Denize kıyısı olmayan, teknesinden uzak yaşayan bazı denizciler biraz da mecburiyetten böyle yaşıyor tabi ki… Fırtınalara karşı teknelerini sıkıca bağlıyor, arada bir kontrole gidiyor, kış döneminde düzenlenen fuarlara katılıyor ve evinde güzelce dinleniyor… Bahar geldiğinde ise sezona hazırlamak amacıyla teknesini karaya çekiyor, zehirlisini atıyor, bakımını yapıyor ve suya indiriyor… Yazın da ya haftalık seyirlere çıkıyor ya da vakti yoksa kombine aldığı uçak biletleriyle hafta sonlarını değerlendiriyor… Biraz daha şansı olanlar ise kendilerine zaman yaratıp, doğanın, kışın sunduğu nimetlerden istifade ediyor… Yazın curcunasından sonra kışın ıssızlığı ve sessizliği, doğayı sahiplenmenize sebep olabiliyor. Aileniz veya arkadaşlarınızla bir koyda tek başınıza geçireceğiniz birkaç gün sonrasında yazın aynı koyda o kadar tekne ve insanı istemeyebiliyorsunuz. Biraz bencilleşebiliyor insan galiba!
Kış geldi mi doğayla baş başa kalır, kendinizi dinlersiniz. Artık koylar bomboştur. Hafta sonları birkaç tekne yalnızlığınızı paylaşır. Çoğu zaman iskelede tek başınıza bağlanırsınız. Koyda şömine varsa, akşamları etraftan topladığınız odunları yakar, sessizliğin tadını çıkarırsınız. İçiniz gider pırıl pırıl denize girmek için ama cesaret edemezsiniz. Dağların tepelerinde karı görür, şehirdekileri düşünürsünüz. Onlar bir alışveriş merkezinde dolaşırken, siz bol oksijen soluyup denizden tuttuğunuz balığı yersiniz. Sabahları dinç uyanırsınız. Kahvaltınızı denize nazır kuş sesleri eşliğinde yaparsınız. Kahvenizi mutlulukla yudumlarken iskelenin altında dolaşan balıkları seyredersiniz. Hafif rüzgarda yorulmadan gönlünüzce yelken yaparsınız. Rüzgar yoksa belki balık vardır, atın oltayı, bekleyin biraz… Bakalım rızkınızda ne varmış?

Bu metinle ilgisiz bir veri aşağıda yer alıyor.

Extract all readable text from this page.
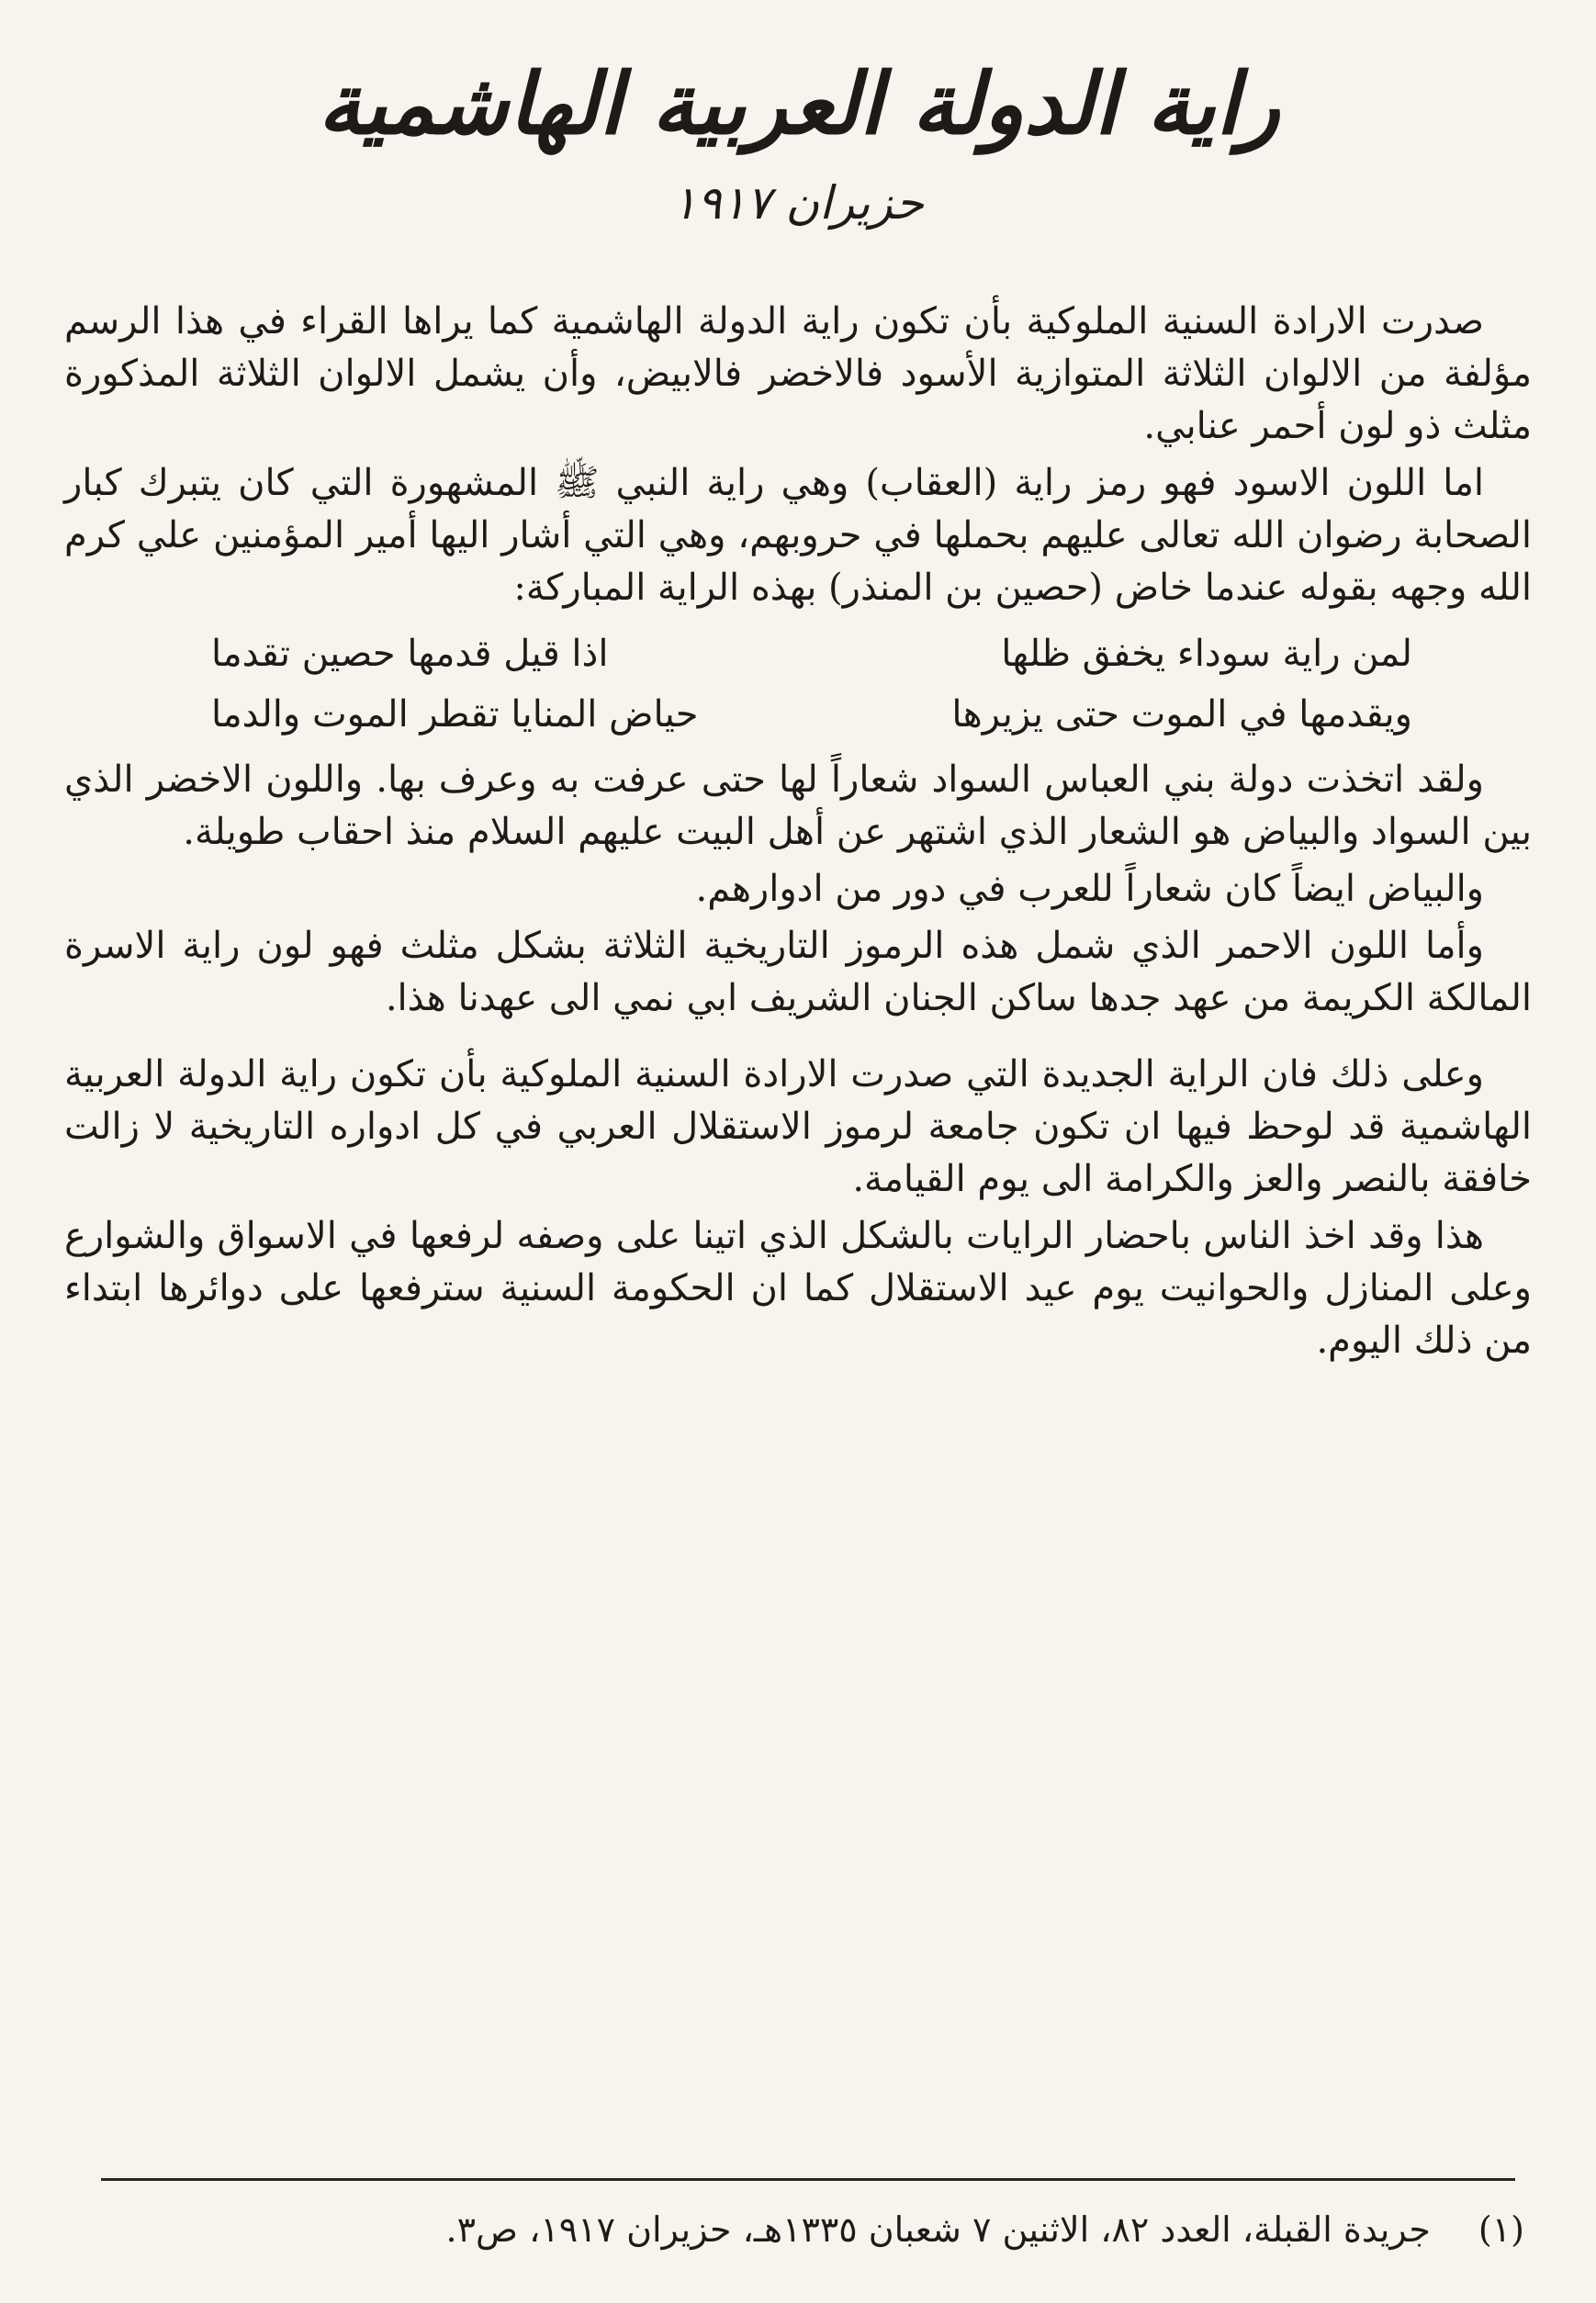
راية الدولة العربية الهاشمية
حزيران ١٩١٧

صدرت الارادة السنية الملوكية بأن تكون راية الدولة الهاشمية كما يراها القراء في هذا الرسم مؤلفة من الالوان الثلاثة المتوازية الأسود فالاخضر فالابيض، وأن يشمل الالوان الثلاثة المذكورة مثلث ذو لون أحمر عنابي.

اما اللون الاسود فهو رمز راية (العقاب) وهي راية النبي ﷺ المشهورة التي كان يتبرك كبار الصحابة رضوان الله تعالى عليهم بحملها في حروبهم، وهي التي أشار اليها أمير المؤمنين علي كرم الله وجهه بقوله عندما خاض (حصين بن المنذر) بهذه الراية المباركة:

لمن راية سوداء يخفق ظلها
اذا قيل قدمها حصين تقدما
ويقدمها في الموت حتى يزيرها
حياض المنايا تقطر الموت والدما

ولقد اتخذت دولة بني العباس السواد شعاراً لها حتى عرفت به وعرف بها. واللون الاخضر الذي بين السواد والبياض هو الشعار الذي اشتهر عن أهل البيت عليهم السلام منذ احقاب طويلة.

والبياض ايضاً كان شعاراً للعرب في دور من ادوارهم.

وأما اللون الاحمر الذي شمل هذه الرموز التاريخية الثلاثة بشكل مثلث فهو لون راية الاسرة المالكة الكريمة من عهد جدها ساكن الجنان الشريف ابي نمي الى عهدنا هذا.

وعلى ذلك فان الراية الجديدة التي صدرت الارادة السنية الملوكية بأن تكون راية الدولة العربية الهاشمية قد لوحظ فيها ان تكون جامعة لرموز الاستقلال العربي في كل ادواره التاريخية لا زالت خافقة بالنصر والعز والكرامة الى يوم القيامة.

هذا وقد اخذ الناس باحضار الرايات بالشكل الذي اتينا على وصفه لرفعها في الاسواق والشوارع وعلى المنازل والحوانيت يوم عيد الاستقلال كما ان الحكومة السنية سترفعها على دوائرها ابتداء من ذلك اليوم.

(١) جريدة القبلة، العدد ٨٢، الاثنين ٧ شعبان ١٣٣٥هـ، حزيران ١٩١٧، ص٣.
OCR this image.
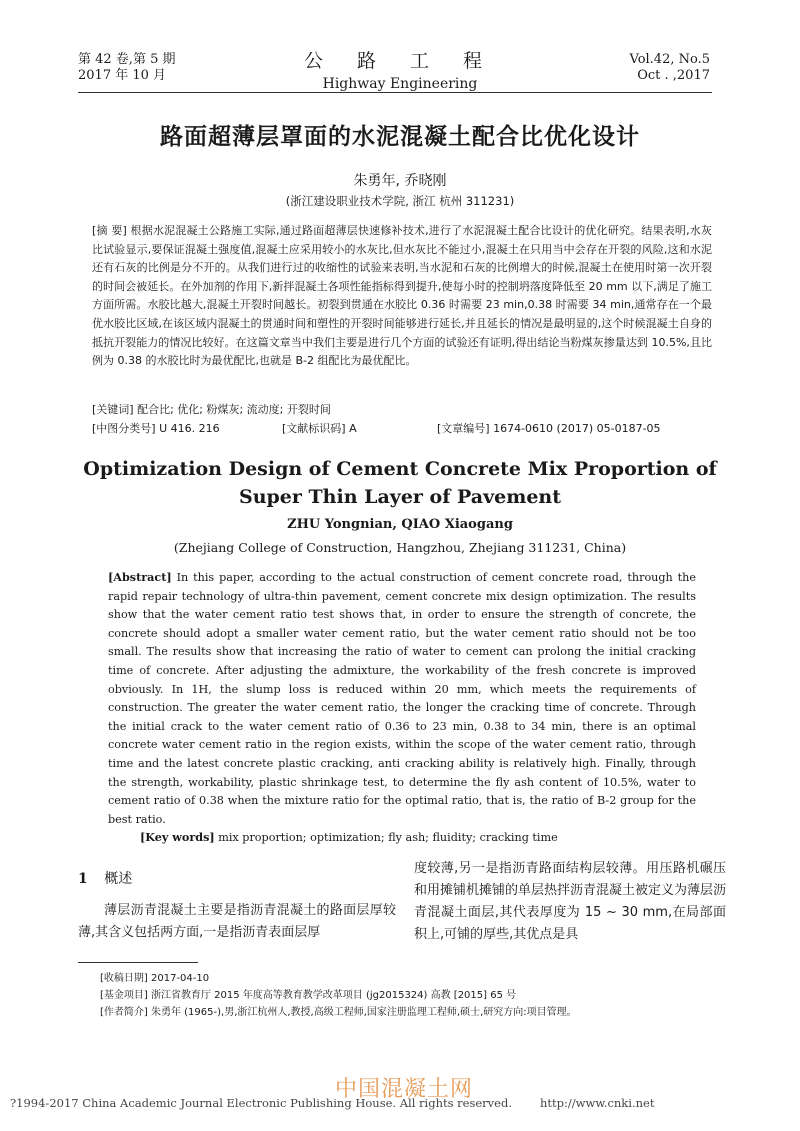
第 42 卷,第 5 期
2017 年 10 月
公 路 工 程
Highway Engineering
Vol.42, No.5
Oct . ,2017
路面超薄层罩面的水泥混凝土配合比优化设计
朱勇年, 乔晓刚
(浙江建设职业技术学院, 浙江 杭州 311231)
[摘 要] 根据水泥混凝土公路施工实际,通过路面超薄层快速修补技术,进行了水泥混凝土配合比设计的优化研究。结果表明,水灰比试验显示,要保证混凝土强度值,混凝土应采用较小的水灰比,但水灰比不能过小,混凝土在只用当中会存在开裂的风险,这和水泥还有石灰的比例是分不开的。从我们进行过的收缩性的试验来表明,当水泥和石灰的比例增大的时候,混凝土在使用时第一次开裂的时间会被延长。在外加剂的作用下,新拌混凝土各项性能指标得到提升,使每小时的控制坍落度降低至 20 mm 以下,满足了施工方面所需。水胶比越大,混凝土开裂时间越长。初裂到贯通在水胶比 0.36 时需要 23 min,0.38 时需要 34 min,通常存在一个最优水胶比区域,在该区域内混凝土的贯通时间和塑性的开裂时间能够进行延长,并且延长的情况是最明显的,这个时候混凝土自身的抵抗开裂能力的情况比较好。在这篇文章当中我们主要是进行几个方面的试验还有证明,得出结论当粉煤灰掺量达到 10.5%,且比例为 0.38 的水胶比时为最优配比,也就是 B-2 组配比为最优配比。
[关键词] 配合比; 优化; 粉煤灰; 流动度; 开裂时间
[中图分类号] U 416. 216	[文献标识码] A	[文章编号] 1674-0610 (2017) 05-0187-05
Optimization Design of Cement Concrete Mix Proportion of Super Thin Layer of Pavement
ZHU Yongnian, QIAO Xiaogang
(Zhejiang College of Construction, Hangzhou, Zhejiang 311231, China)
[Abstract] In this paper, according to the actual construction of cement concrete road, through the rapid repair technology of ultra-thin pavement, cement concrete mix design optimization. The results show that the water cement ratio test shows that, in order to ensure the strength of concrete, the concrete should adopt a smaller water cement ratio, but the water cement ratio should not be too small. The results show that increasing the ratio of water to cement can prolong the initial cracking time of concrete. After adjusting the admixture, the workability of the fresh concrete is improved obviously. In 1H, the slump loss is reduced within 20 mm, which meets the requirements of construction. The greater the water cement ratio, the longer the cracking time of concrete. Through the initial crack to the water cement ratio of 0.36 to 23 min, 0.38 to 34 min, there is an optimal concrete water cement ratio in the region exists, within the scope of the water cement ratio, through time and the latest concrete plastic cracking, anti cracking ability is relatively high. Finally, through the strength, workability, plastic shrinkage test, to determine the fly ash content of 10.5%, water to cement ratio of 0.38 when the mixture ratio for the optimal ratio, that is, the ratio of B-2 group for the best ratio.
[Key words] mix proportion; optimization; fly ash; fluidity; cracking time
1 概述
薄层沥青混凝土主要是指沥青混凝土的路面层厚较薄,其含义包括两方面,一是指沥青表面层厚
度较薄,另一是指沥青路面结构层较薄。用压路机碾压和用摊铺机摊铺的单层热拌沥青混凝土被定义为薄层沥青混凝土面层,其代表厚度为 15 ~ 30 mm,在局部面积上,可铺的厚些,其优点是具
[收稿日期] 2017-04-10
[基金项目] 浙江省教育厅 2015 年度高等教育教学改革项目 (jg2015324) 高教 [2015] 65 号
[作者简介] 朱勇年 (1965-),男,浙江杭州人,教授,高级工程师,国家注册监理工程师,硕士,研究方向:项目管理。
中国混凝土网
?1994-2017 China Academic Journal Electronic Publishing House. All rights reserved. http://www.cnki.net
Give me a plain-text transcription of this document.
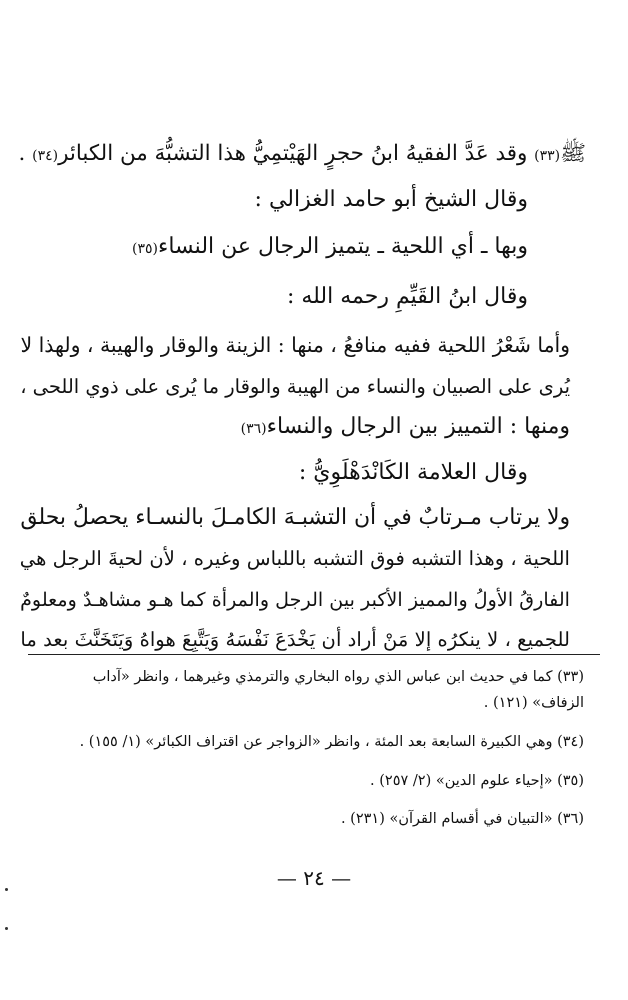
ﷺ(٣٣) وقد عَدَّ الفقيهُ ابنُ حجرٍ الهَيْتمِيُّ هذا التشبُّهَ من الكبائر(٣٤) .
وقال الشيخ أبو حامد الغزالي :
وبها ـ أي اللحية ـ يتميز الرجال عن النساء(٣٥)
وقال ابنُ القَيِّمِ رحمه الله :
وأما شَعْرُ اللحية ففيه منافعُ ، منها : الزينة والوقار والهيبة ، ولهذا لا
يُرى على الصبيان والنساء من الهيبة والوقار ما يُرى على ذوي اللحى ،
ومنها : التمييز بين الرجال والنساء(٣٦)
وقال العلامة الكَانْدَهْلَوِيُّ :
ولا يرتاب مـرتابٌ في أن التشبـهَ الكامـلَ بالنسـاء يحصلُ بحلق
اللحية ، وهذا التشبه فوق التشبه باللباس وغيره ، لأن لحيةَ الرجل هي
الفارقُ الأولُ والمميز الأكبر بين الرجل والمرأة كما هـو مشاهـدٌ ومعلومٌ
للجميع ، لا ينكرُه إلا مَنْ أراد أن يَخْدَعَ نَفْسَهُ وَيَتَّبِعَ هواهُ وَيَتَخَنَّثَ بعد ما
(٣٣) كما في حديث ابن عباس الذي رواه البخاري والترمذي وغيرهما ، وانظر «آداب
الزفاف» (١٢١) .
(٣٤) وهي الكبيرة السابعة بعد المئة ، وانظر «الزواجر عن اقتراف الكبائر» (١/ ١٥٥) .
(٣٥) «إحياء علوم الدين» (٢/ ٢٥٧) .
(٣٦) «التبيان في أقسام القرآن» (٢٣١) .
— ٢٤ —
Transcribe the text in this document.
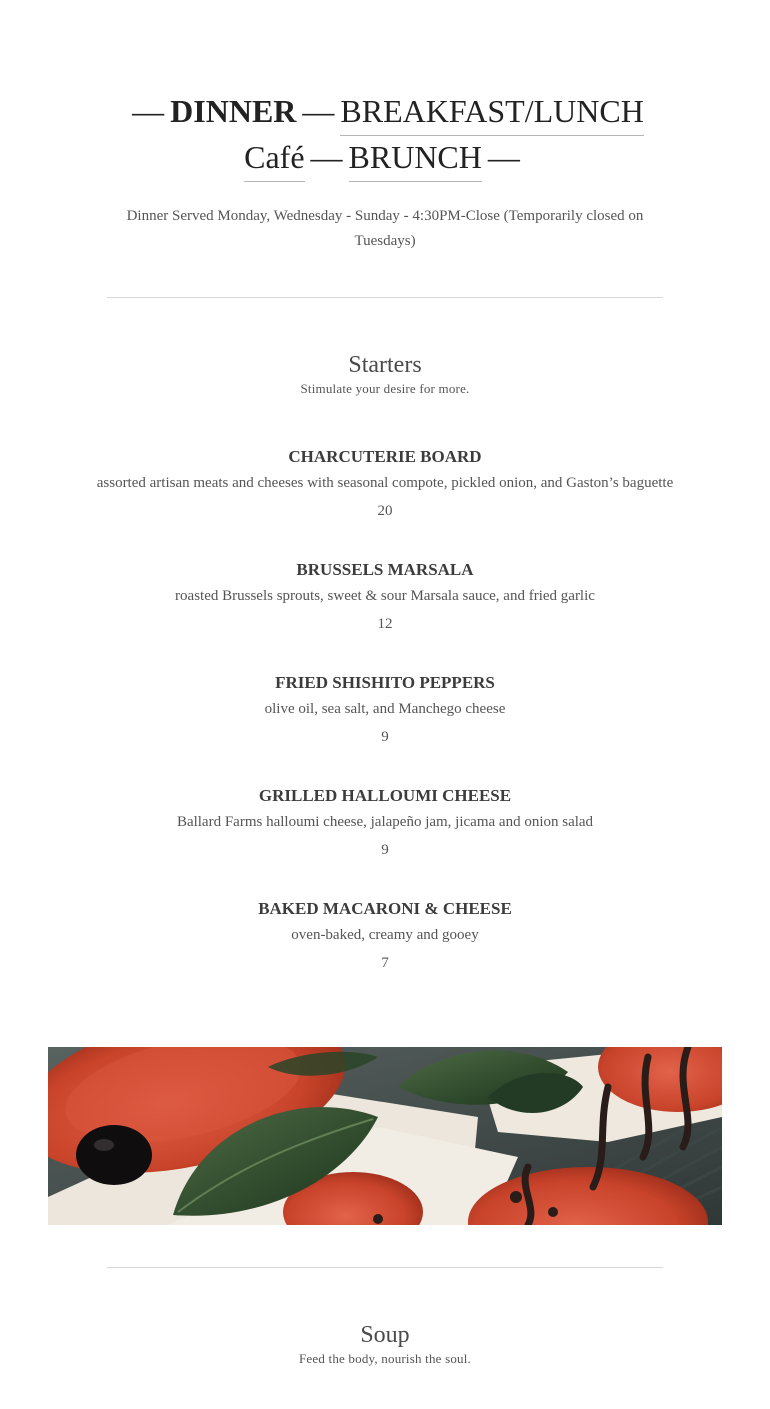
— DINNER — BREAKFAST/LUNCH
Café — BRUNCH —
Dinner Served Monday, Wednesday - Sunday - 4:30PM-Close (Temporarily closed on Tuesdays)
Starters
Stimulate your desire for more.
CHARCUTERIE BOARD
assorted artisan meats and cheeses with seasonal compote, pickled onion, and Gaston’s baguette
20
BRUSSELS MARSALA
roasted Brussels sprouts, sweet & sour Marsala sauce, and fried garlic
12
FRIED SHISHITO PEPPERS
olive oil, sea salt, and Manchego cheese
9
GRILLED HALLOUMI CHEESE
Ballard Farms halloumi cheese, jalapeño jam, jicama and onion salad
9
BAKED MACARONI & CHEESE
oven-baked, creamy and gooey
7
Soup
Feed the body, nourish the soul.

Tabi havanın iyi olduğu zamanlar… Bozuk olduğu zamanları hiç anmayalım! Teknenizden uzaktaysanız her gün hava durumunu kontrol eder, fırtınalı günlerde işi gücü bırakıp teknenize gidersiniz. Gidemezseniz de eş dosttan talep eder, birilerini mutlaka yollarsınız iskele başına!
Bir de bizim gibi sloganı “ilkbahar, yaz, sonbahar, yaz” olan deniz severler vardır ki göçebe kuşlar gibi Ocak-Şubat aylarını ılıman ülkelerde, güney yarımkürede yelken yaparak geçirirler. Geçtiğimiz yıl ilk defa yurtdışına açılarak Thailand’ın Phuket Adası’nda tekne kiralayıp ekiplerimizle yelken yapmıştık. Neredeyse kapalı gökyüzü görmeden kışı geçirebilmeyi başarmıştık. Bu yıl ise Ocak ve Şubat aylarında siz bu satırları okurken dört ayrı ekiple Bahamalar’da yelken basıyor olacağız. İlerleyen yazılarımda bu ülke denizlerinden ve denizciliğinden bahsedeceğim ama yine de öncelik kendi vatanımızın. Türkiye’mizin dantel gibi işli kıyılarını hiçbir yere değişmeyeceğimizi ifade etmeden geçemeyeceğim.
Yeni ülkeler görmek, yeni denizlerde seyirler yapmak, öncesinde günler süren araştırma ve hazırlıklar… Heyecan had safhada! Günler sayılı… Öte yandan teknemiz bir başına marinada. “Teknen mi var, derdin var” sözüne galiba hak vermeye başlayacağız!
Tüm denizcilere ve tabi ki tüm okurlara keyifli, sorunsuz, güzel bir kış diliyorum…
[nggallery id=963]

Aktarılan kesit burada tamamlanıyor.